Publication year - 2008
Publication title -
arthritis & rheumatism
Language(s) - English
Resource type - Journals
eISSN - 1529-0131
pISSN - 0004-3591
DOI - 10.1002/art.23597
Subject(s) - cxcl1 , synovial fluid , cxcl5 , cxc chemokine receptors , synovitis , arthritis , immunology , chemokine , medicine , rheumatoid arthritis , leukotriene b4 , chemistry , osteoarthritis , inflammation , pathology , chemokine receptor , alternative medicine
Objective To investigate the mechanism underlying neutrophil migration into the articular cavity in experimental arthritis and, by extension, human inflammatory synovitis. Methods Antigen‐induced arthritis (AIA) was generated in mice with methylated bovine serum albumin (mBSA). Migration assays and histologic analysis were used to evaluate neutrophil recruitment to knee joints. Levels of inflammatory mediators were measured by enzyme‐linked immunosorbent assay. Antibodies and pharmacologic inhibitors were used in vivo to determine the role of specific disease mediators. Samples of synovial tissue and synovial fluid from rheumatoid arthritis (RA) or osteoarthritis patients were evaluated for CXCL1 and CXCL5 expression. Results High levels of CXCL1, CXCL5, and leukotriene B 4 (LTB 4 ) were expressed in the joints of arthritic mice. Confirming their respective functional roles, repertaxin (a CXCR1/CXCR2 receptor antagonist), anti‐CXCL1 antibody, anti‐CXCL5 antibody, and MK886 (a leukotriene synthesis inhibitor) reduced mBSA‐induced neutrophil migration to knee joints. Repertaxin reduced LTB 4 production in joint tissue, and neutrophil recruitment induced by CXCL1 or CXCL5 was inhibited by MK886, suggesting a sequential mechanism. Levels of both CXCL1 and CXCL5 were elevated in synovial fluid and were released in vitro by RA synovial tissues.

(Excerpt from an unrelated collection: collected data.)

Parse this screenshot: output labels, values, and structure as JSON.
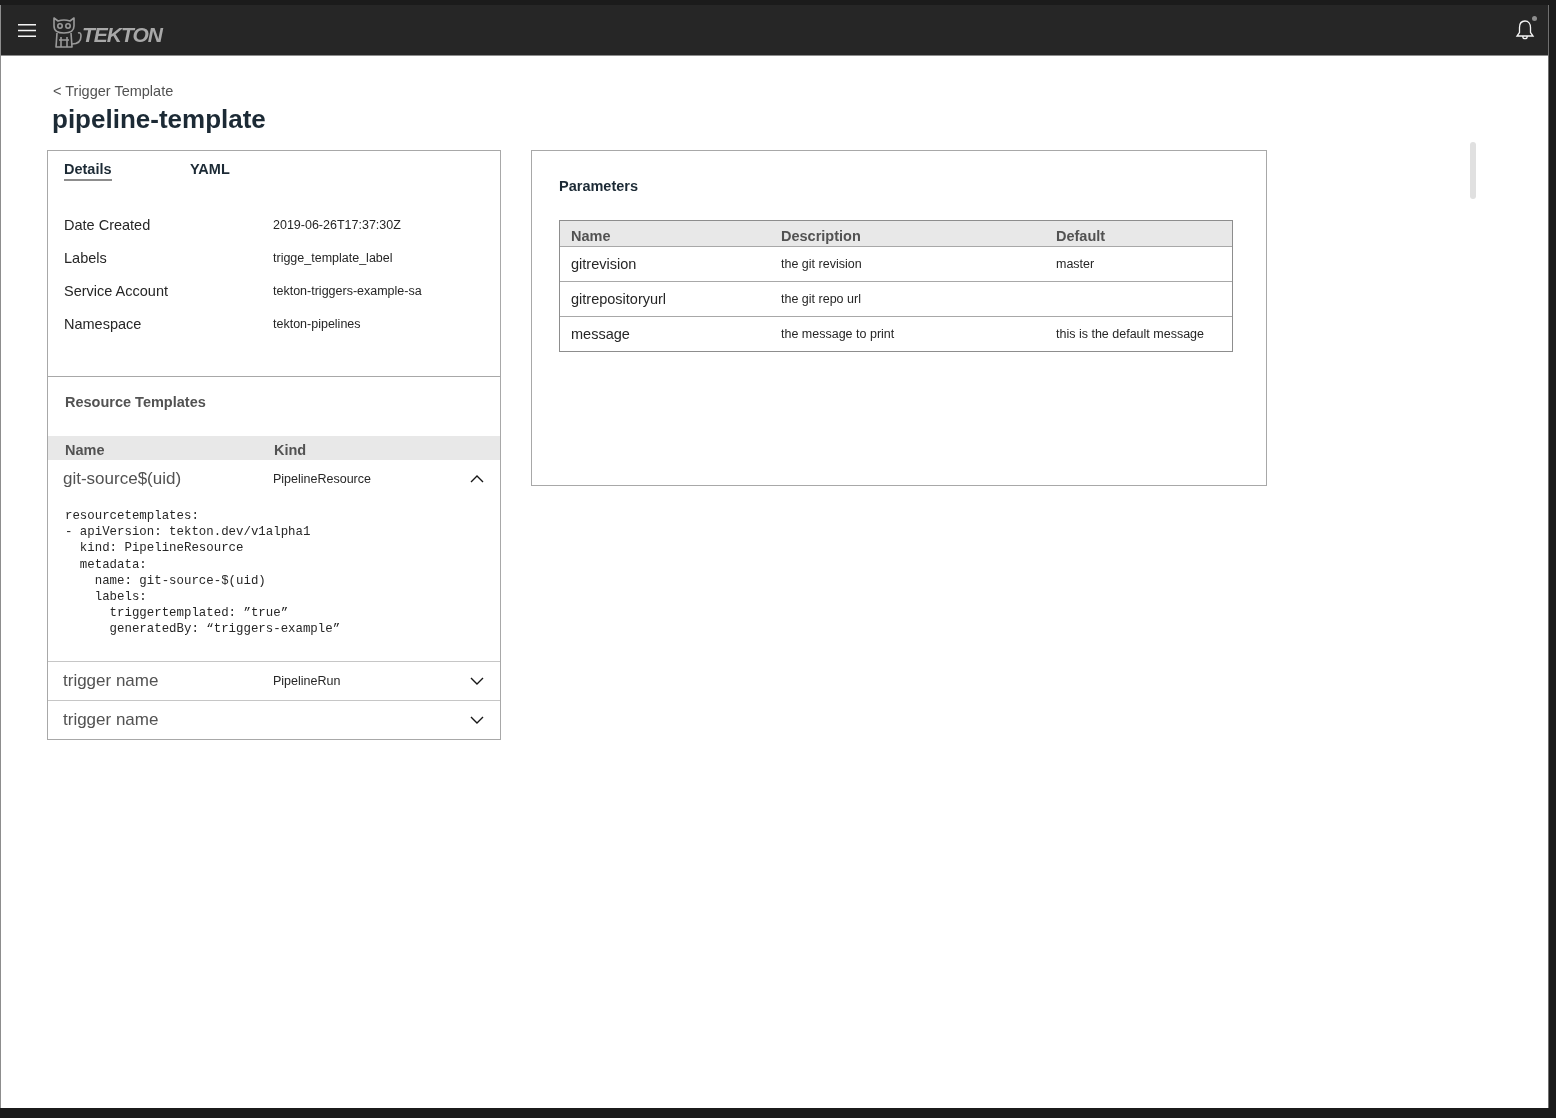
{
  "header": {
    "logo_text": "TEKTON",
    "has_unread": true
  },
  "breadcrumb": "< Trigger Template",
  "title": "pipeline-template",
  "details_card": {
    "tabs": [
      {
        "label": "Details",
        "selected": true
      },
      {
        "label": "YAML",
        "selected": false
      }
    ],
    "fields": [
      {
        "label": "Date Created",
        "value": "2019-06-26T17:37:30Z"
      },
      {
        "label": "Labels",
        "value": "trigge_template_label"
      },
      {
        "label": "Service Account",
        "value": "tekton-triggers-example-sa"
      },
      {
        "label": "Namespace",
        "value": "tekton-pipelines"
      }
    ]
  },
  "resource_templates": {
    "title": "Resource Templates",
    "columns": [
      "Name",
      "Kind"
    ],
    "rows": [
      {
        "name": "git-source$(uid)",
        "resource_kind": "PipelineResource",
        "expanded": true,
        "yaml": "resourcetemplates:\n- apiVersion: tekton.dev/v1alpha1\n  kind: PipelineResource\n  metadata:\n    name: git-source-$(uid)\n    labels:\n      triggertemplated: ”true”\n      generatedBy: “triggers-example”"
      },
      {
        "name": "trigger name",
        "resource_kind": "PipelineRun",
        "expanded": false
      },
      {
        "name": "trigger name",
        "expanded": false
      }
    ]
  },
  "parameters": {
    "title": "Parameters",
    "columns": [
      "Name",
      "Description",
      "Default"
    ],
    "rows": [
      {
        "name": "gitrevision",
        "description": "the git revision",
        "default": "master"
      },
      {
        "name": "gitrepositoryurl",
        "description": "the git repo url"
      },
      {
        "name": "message",
        "description": "the message to print",
        "default": "this is the default message"
      }
    ]
  }
}
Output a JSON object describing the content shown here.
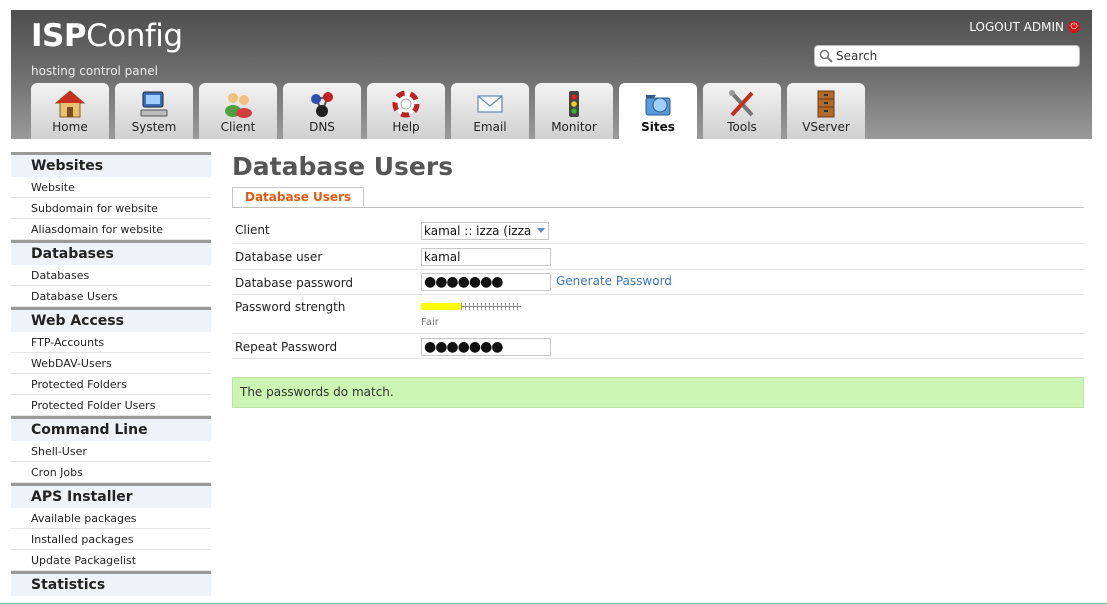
{
  "header": {
    "logo_bold": "ISP",
    "logo_rest": "Config",
    "tagline": "hosting control panel",
    "logout_label": "LOGOUT ADMIN",
    "search_placeholder": "Search"
  },
  "tabs": [
    {
      "label": "Home",
      "icon": "home-icon"
    },
    {
      "label": "System",
      "icon": "system-icon"
    },
    {
      "label": "Client",
      "icon": "client-icon"
    },
    {
      "label": "DNS",
      "icon": "dns-icon"
    },
    {
      "label": "Help",
      "icon": "help-icon"
    },
    {
      "label": "Email",
      "icon": "email-icon"
    },
    {
      "label": "Monitor",
      "icon": "monitor-icon"
    },
    {
      "label": "Sites",
      "icon": "sites-icon",
      "active": true
    },
    {
      "label": "Tools",
      "icon": "tools-icon"
    },
    {
      "label": "VServer",
      "icon": "vserver-icon"
    }
  ],
  "sidebar": {
    "sections": [
      {
        "title": "Websites",
        "items": [
          "Website",
          "Subdomain for website",
          "Aliasdomain for website"
        ]
      },
      {
        "title": "Databases",
        "items": [
          "Databases",
          "Database Users"
        ]
      },
      {
        "title": "Web Access",
        "items": [
          "FTP-Accounts",
          "WebDAV-Users",
          "Protected Folders",
          "Protected Folder Users"
        ]
      },
      {
        "title": "Command Line",
        "items": [
          "Shell-User",
          "Cron Jobs"
        ]
      },
      {
        "title": "APS Installer",
        "items": [
          "Available packages",
          "Installed packages",
          "Update Packagelist"
        ]
      },
      {
        "title": "Statistics",
        "items": []
      }
    ]
  },
  "main": {
    "title": "Database Users",
    "subtab": "Database Users",
    "form": {
      "client_label": "Client",
      "client_value": "kamal :: izza (izza",
      "db_user_label": "Database user",
      "db_user_value": "kamal",
      "db_password_label": "Database password",
      "db_password_value": "●●●●●●●",
      "generate_password": "Generate Password",
      "strength_label": "Password strength",
      "strength_value": 0.4,
      "strength_text": "Fair",
      "strength_color": "#ffff00",
      "repeat_label": "Repeat Password",
      "repeat_value": "●●●●●●●"
    },
    "message": "The passwords do match."
  }
}
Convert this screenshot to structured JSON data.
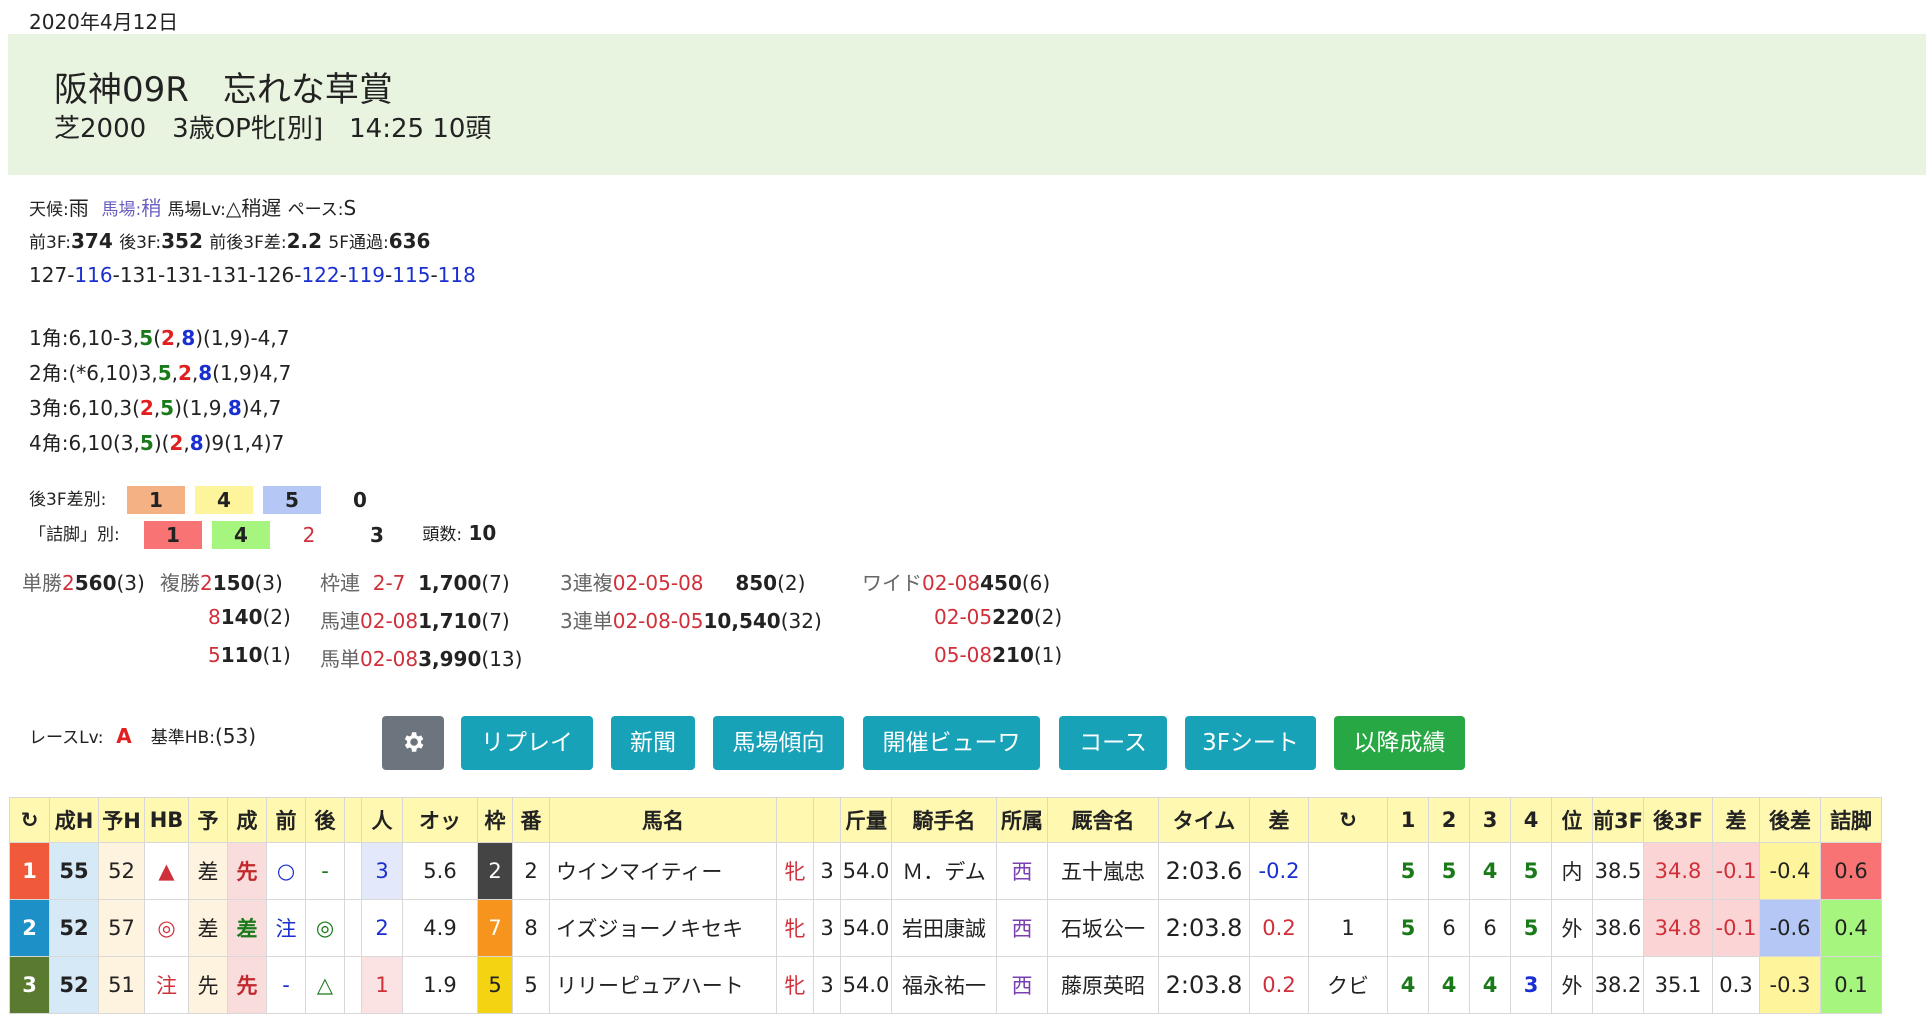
{
  "date": "2020年4月12日",
  "race": {
    "title": "阪神09R　忘れな草賞",
    "subtitle": "芝2000　3歳OP牝[別]　14:25 10頭"
  },
  "conditions": {
    "weather_label": "天候:",
    "weather": "雨",
    "track_label": "馬場:",
    "track": "稍",
    "track_lv_label": "馬場Lv:",
    "track_lv": "△稍遅",
    "pace_label": "ペース:",
    "pace": "S"
  },
  "splits": {
    "f3_label": "前3F:",
    "f3": "374",
    "l3_label": "後3F:",
    "l3": "352",
    "diff_label": "前後3F差:",
    "diff": "2.2",
    "pass_label": "5F通過:",
    "pass": "636"
  },
  "laps": [
    {
      "v": "127",
      "c": "#222222"
    },
    {
      "v": "116",
      "c": "#1a2fd0"
    },
    {
      "v": "131",
      "c": "#222222"
    },
    {
      "v": "131",
      "c": "#222222"
    },
    {
      "v": "131",
      "c": "#222222"
    },
    {
      "v": "126",
      "c": "#222222"
    },
    {
      "v": "122",
      "c": "#1a2fd0"
    },
    {
      "v": "119",
      "c": "#1a2fd0"
    },
    {
      "v": "115",
      "c": "#1a2fd0"
    },
    {
      "v": "118",
      "c": "#1a2fd0"
    }
  ],
  "corners": [
    [
      {
        "t": "1角:6,10-3,"
      },
      {
        "t": "5",
        "c": "green"
      },
      {
        "t": "("
      },
      {
        "t": "2",
        "c": "red"
      },
      {
        "t": ","
      },
      {
        "t": "8",
        "c": "blue"
      },
      {
        "t": ")(1,9)-4,7"
      }
    ],
    [
      {
        "t": "2角:(*6,10)3,"
      },
      {
        "t": "5",
        "c": "green"
      },
      {
        "t": ","
      },
      {
        "t": "2",
        "c": "red"
      },
      {
        "t": ","
      },
      {
        "t": "8",
        "c": "blue"
      },
      {
        "t": "(1,9)4,7"
      }
    ],
    [
      {
        "t": "3角:6,10,3("
      },
      {
        "t": "2",
        "c": "red"
      },
      {
        "t": ","
      },
      {
        "t": "5",
        "c": "green"
      },
      {
        "t": ")(1,9,"
      },
      {
        "t": "8",
        "c": "blue"
      },
      {
        "t": ")4,7"
      }
    ],
    [
      {
        "t": "4角:6,10(3,"
      },
      {
        "t": "5",
        "c": "green"
      },
      {
        "t": ")("
      },
      {
        "t": "2",
        "c": "red"
      },
      {
        "t": ","
      },
      {
        "t": "8",
        "c": "blue"
      },
      {
        "t": ")9(1,4)7"
      }
    ]
  ],
  "l3f_rank": {
    "label": "後3F差別:",
    "values": [
      "1",
      "4",
      "5",
      "0"
    ],
    "colors": [
      "#f4b183",
      "#fdf49c",
      "#b4c7f5",
      "#ffffff"
    ]
  },
  "tsume_rank": {
    "label": "「詰脚」別:",
    "values": [
      "1",
      "4",
      "2",
      "3"
    ],
    "colors": [
      "#f87474",
      "#a6f57e",
      "#ffffff",
      "#ffffff"
    ],
    "heads_label": "頭数:",
    "heads": "10"
  },
  "payouts": {
    "tansho_label": "単勝",
    "tansho": {
      "n": "2",
      "p": "560",
      "r": "(3)"
    },
    "fukusho_label": "複勝",
    "fukusho": [
      {
        "n": "2",
        "p": "150",
        "r": "(3)"
      },
      {
        "n": "8",
        "p": "140",
        "r": "(2)"
      },
      {
        "n": "5",
        "p": "110",
        "r": "(1)"
      }
    ],
    "wakuren_label": "枠連",
    "wakuren": {
      "n": "2-7",
      "p": "1,700",
      "r": "(7)"
    },
    "umaren_label": "馬連",
    "umaren": {
      "n": "02-08",
      "p": "1,710",
      "r": "(7)"
    },
    "umatan_label": "馬単",
    "umatan": {
      "n": "02-08",
      "p": "3,990",
      "r": "(13)"
    },
    "sanrenpuku_label": "3連複",
    "sanrenpuku": {
      "n": "02-05-08",
      "p": "850",
      "r": "(2)"
    },
    "sanrentan_label": "3連単",
    "sanrentan": {
      "n": "02-08-05",
      "p": "10,540",
      "r": "(32)"
    },
    "wide_label": "ワイド",
    "wide": [
      {
        "n": "02-08",
        "p": "450",
        "r": "(6)"
      },
      {
        "n": "02-05",
        "p": "220",
        "r": "(2)"
      },
      {
        "n": "05-08",
        "p": "210",
        "r": "(1)"
      }
    ]
  },
  "race_lv_label": "レースLv:",
  "race_lv": "A",
  "base_hb_label": "基準HB:",
  "base_hb": "(53)",
  "buttons": [
    "リプレイ",
    "新聞",
    "馬場傾向",
    "開催ビューワ",
    "コース",
    "3Fシート",
    "以降成績"
  ],
  "table": {
    "headers": [
      "↻",
      "成H",
      "予H",
      "HB",
      "予",
      "成",
      "前",
      "後",
      "",
      "人",
      "オッ",
      "枠",
      "番",
      "馬名",
      "",
      "",
      "斤量",
      "騎手名",
      "所属",
      "厩舎名",
      "タイム",
      "差",
      "↻",
      "1",
      "2",
      "3",
      "4",
      "位",
      "前3F",
      "後3F",
      "差",
      "後差",
      "詰脚"
    ],
    "rows": [
      [
        "1",
        "55",
        "52",
        "▲",
        "差",
        "先",
        "○",
        "-",
        "",
        "3",
        "5.6",
        "2",
        "2",
        "ウインマイティー",
        "牝",
        "3",
        "54.0",
        "Ｍ．デム",
        "西",
        "五十嵐忠",
        "2:03.6",
        "-0.2",
        "",
        "5",
        "5",
        "4",
        "5",
        "内",
        "38.5",
        "34.8",
        "-0.1",
        "-0.4",
        "0.6"
      ],
      [
        "2",
        "52",
        "57",
        "◎",
        "差",
        "差",
        "注",
        "◎",
        "",
        "2",
        "4.9",
        "7",
        "8",
        "イズジョーノキセキ",
        "牝",
        "3",
        "54.0",
        "岩田康誠",
        "西",
        "石坂公一",
        "2:03.8",
        "0.2",
        "1",
        "5",
        "6",
        "6",
        "5",
        "外",
        "38.6",
        "34.8",
        "-0.1",
        "-0.6",
        "0.4"
      ],
      [
        "3",
        "52",
        "51",
        "注",
        "先",
        "先",
        "-",
        "△",
        "",
        "1",
        "1.9",
        "5",
        "5",
        "リリーピュアハート",
        "牝",
        "3",
        "54.0",
        "福永祐一",
        "西",
        "藤原英昭",
        "2:03.8",
        "0.2",
        "クビ",
        "4",
        "4",
        "4",
        "3",
        "外",
        "38.2",
        "35.1",
        "0.3",
        "-0.3",
        "0.1"
      ]
    ]
  }
}
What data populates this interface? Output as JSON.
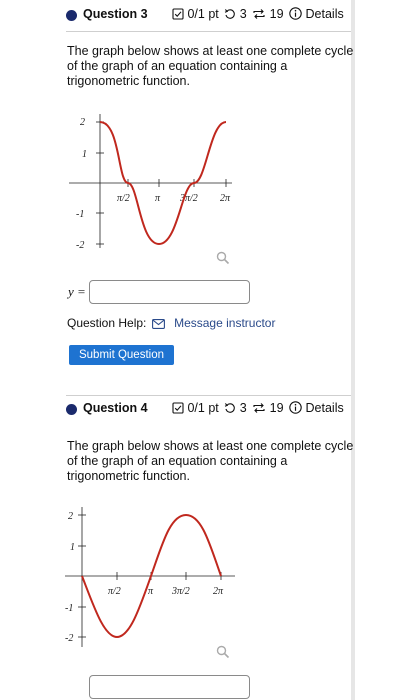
{
  "questions": [
    {
      "title": "Question 3",
      "points": "0/1 pt",
      "retries": "3",
      "submissions": "19",
      "details_label": "Details",
      "prompt": "The graph below shows at least one complete cycle of the graph of an equation containing a trigonometric function.",
      "answer_label": "y =",
      "answer_value": "",
      "graph": {
        "x_tick_labels": [
          "π/2",
          "π",
          "3π/2",
          "2π"
        ],
        "y_tick_labels": [
          "2",
          "1",
          "-1",
          "-2"
        ],
        "curve": "y = 2cos(x)",
        "domain": [
          0,
          6.28
        ],
        "range": [
          -2,
          2
        ]
      }
    },
    {
      "title": "Question 4",
      "points": "0/1 pt",
      "retries": "3",
      "submissions": "19",
      "details_label": "Details",
      "prompt": "The graph below shows at least one complete cycle of the graph of an equation containing a trigonometric function.",
      "answer_value": "",
      "graph": {
        "x_tick_labels": [
          "π/2",
          "π",
          "3π/2",
          "2π"
        ],
        "y_tick_labels": [
          "2",
          "1",
          "-1",
          "-2"
        ],
        "curve": "y = -2sin(x)",
        "domain": [
          0,
          6.28
        ],
        "range": [
          -2,
          2
        ]
      }
    }
  ],
  "help": {
    "label": "Question Help:",
    "message_link": "Message instructor"
  },
  "submit_label": "Submit Question",
  "colors": {
    "curve": "#c0281e",
    "accent": "#1e73d1",
    "dot": "#1a2a6c"
  },
  "icons": [
    "checkbox-icon",
    "retry-icon",
    "submissions-icon",
    "info-icon",
    "magnifier-icon",
    "envelope-icon"
  ]
}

Moreover, RA synovial fluid neutrophils stimulated with CXCL1 or CXCL5 released significant amounts of LTB 4 . Conclusion Our data implicate CXCL1, CXCL5, and LTB 4 , acting sequentially, in neutrophil migration in AIA. Elevated levels of CXCL1 and CXCL5 in the synovial compartment of RA patients provide robust comparative data indicating that this mechanism plays a role in inflammatory joint disease. Together, these results suggest that inhibition of CXCL1, CXCL5, or LTB 4 may represent a potential therapeutic strategy in RA.